You come from this long legacy of women who have endured a great deal of hardship and disappointment and frustration and every time they have come out of it and they have blossomed and there is no reason that that cannot be you. I learned that there really was no reason I could not be the beautiful gem that the other women in my life were. That there was nothing wrong with me and nothing deficient. They had been through the nasty swamp that I was going through.

There has been a rediscovering of the garden that I felt was within me all this time. I’d kind of closed the gates. I was like, yeah! I’m really funny and I moved to NYC without a job and nobody came with me. I’m adventurous. I’m exceptionally brave. I can walk into most rooms and find somebody to talk to. Having come from that relationship was ridiculed a lot and discouraged and seen as a betrayal to my partner by shining brightly. It was a rediscovery that I’m bright and shiny and I’m this little beautiful, brilliant gem, and all this time I’ve been allowing it to collect dust in the corner of the closet.

I lived my life every day like it was a movie because I decided my life was a movie and I was the star. It was exciting but it was also like a huge middle finger. I think you’re like this too, I’m going to do this out of spite. You tell me I can’t do this? You tell me this is something only special really go-getters do? I’m going to go do this.
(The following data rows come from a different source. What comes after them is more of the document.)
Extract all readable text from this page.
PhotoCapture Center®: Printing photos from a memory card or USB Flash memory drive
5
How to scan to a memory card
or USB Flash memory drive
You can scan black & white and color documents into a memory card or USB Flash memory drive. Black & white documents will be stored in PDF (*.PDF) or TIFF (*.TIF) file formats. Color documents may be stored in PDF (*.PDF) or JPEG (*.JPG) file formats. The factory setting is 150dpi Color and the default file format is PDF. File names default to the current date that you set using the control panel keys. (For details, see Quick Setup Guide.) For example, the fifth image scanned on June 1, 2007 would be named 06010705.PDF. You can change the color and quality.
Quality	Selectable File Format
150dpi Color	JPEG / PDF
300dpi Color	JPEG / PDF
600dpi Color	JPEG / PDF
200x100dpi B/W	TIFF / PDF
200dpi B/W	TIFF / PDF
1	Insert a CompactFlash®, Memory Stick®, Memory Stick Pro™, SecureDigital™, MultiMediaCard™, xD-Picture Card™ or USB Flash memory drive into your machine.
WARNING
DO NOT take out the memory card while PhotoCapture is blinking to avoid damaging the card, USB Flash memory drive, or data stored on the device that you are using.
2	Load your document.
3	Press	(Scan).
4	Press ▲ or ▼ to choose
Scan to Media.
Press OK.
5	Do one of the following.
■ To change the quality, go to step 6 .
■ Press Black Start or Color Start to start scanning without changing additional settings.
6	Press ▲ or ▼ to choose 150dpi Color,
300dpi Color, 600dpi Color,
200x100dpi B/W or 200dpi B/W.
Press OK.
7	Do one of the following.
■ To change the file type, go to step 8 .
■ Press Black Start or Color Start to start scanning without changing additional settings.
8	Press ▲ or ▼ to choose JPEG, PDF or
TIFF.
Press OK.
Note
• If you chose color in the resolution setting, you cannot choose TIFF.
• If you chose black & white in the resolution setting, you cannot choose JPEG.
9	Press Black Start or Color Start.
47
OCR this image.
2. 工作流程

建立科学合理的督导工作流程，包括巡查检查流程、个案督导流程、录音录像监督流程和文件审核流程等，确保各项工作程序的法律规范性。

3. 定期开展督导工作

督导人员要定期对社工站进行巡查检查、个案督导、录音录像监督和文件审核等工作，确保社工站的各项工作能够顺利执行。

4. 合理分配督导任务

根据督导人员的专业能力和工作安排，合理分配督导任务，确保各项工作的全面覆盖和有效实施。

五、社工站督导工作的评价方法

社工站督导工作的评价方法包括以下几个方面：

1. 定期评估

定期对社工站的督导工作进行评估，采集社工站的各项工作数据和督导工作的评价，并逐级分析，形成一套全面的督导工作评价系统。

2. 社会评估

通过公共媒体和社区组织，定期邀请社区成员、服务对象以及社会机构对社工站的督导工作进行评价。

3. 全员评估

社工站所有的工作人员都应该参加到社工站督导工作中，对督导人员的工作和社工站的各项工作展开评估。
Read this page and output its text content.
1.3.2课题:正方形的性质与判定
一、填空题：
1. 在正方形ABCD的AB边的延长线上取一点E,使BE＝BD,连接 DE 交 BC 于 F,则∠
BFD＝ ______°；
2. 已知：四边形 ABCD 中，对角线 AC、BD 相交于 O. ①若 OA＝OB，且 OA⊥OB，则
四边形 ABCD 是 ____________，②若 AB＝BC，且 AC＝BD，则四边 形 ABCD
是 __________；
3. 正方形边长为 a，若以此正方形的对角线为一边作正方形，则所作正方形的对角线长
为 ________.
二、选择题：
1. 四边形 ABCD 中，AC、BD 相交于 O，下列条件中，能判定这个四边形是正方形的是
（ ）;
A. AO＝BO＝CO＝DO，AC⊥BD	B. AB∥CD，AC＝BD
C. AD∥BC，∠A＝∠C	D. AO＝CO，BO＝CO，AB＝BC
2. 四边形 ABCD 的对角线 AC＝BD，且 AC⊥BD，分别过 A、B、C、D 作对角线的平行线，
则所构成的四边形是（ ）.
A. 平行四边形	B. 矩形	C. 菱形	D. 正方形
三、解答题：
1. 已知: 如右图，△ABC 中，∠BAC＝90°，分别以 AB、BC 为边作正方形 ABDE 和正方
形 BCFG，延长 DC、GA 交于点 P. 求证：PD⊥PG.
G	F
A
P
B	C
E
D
I think that a lot of being single for me was rediscovering. It was a lot of trial and error.

I had never been the sort of person who dated casually and had to pick the people I like. It was just like the one person in class who expressed interest in me and that’s who I date. I have a say now.

I found that the eggs I was attracted to and the eggs that are good for me were different and finding the people who were those two things was very difficult.

The person I’m dating now, I couldn’t see myself with them in my early 20’s because they were persistently kind and persistently understanding. Previously I was more interested in people who were mean to me and ignored me. I was like if you’re the worst person ever and I can make you love me then I’m worthy.

My chest is lighter for sure and I have a lot more confidence in how I react to other people.

I noticed that when the person I loved the most was critical of me I viewed everyone else as benign exceptionally critical. Now I think I trust that my friends love me no matter what because I trust that my partner loves me no matter what.

I think that I reacted almost typically in that I wanted to isolate myself. I wanted to be alone all of the time and heal. Kind of like a cat when they go away to die. They crawl under the couch or run away to the woods…but you’re not dying. Being with others in your pain is not only the greatest gift that you can give other people, it’s also one of the greatest gifts you can give to yourself.

Listen to what your heart is telling you.

What you are thinking and feeling, what you are noticing is real and it’s not made up and you are not crazy. There are a lot of flags that you can’t read right now. If you feel like things are not how they should be, they’re not, and you should listen to that.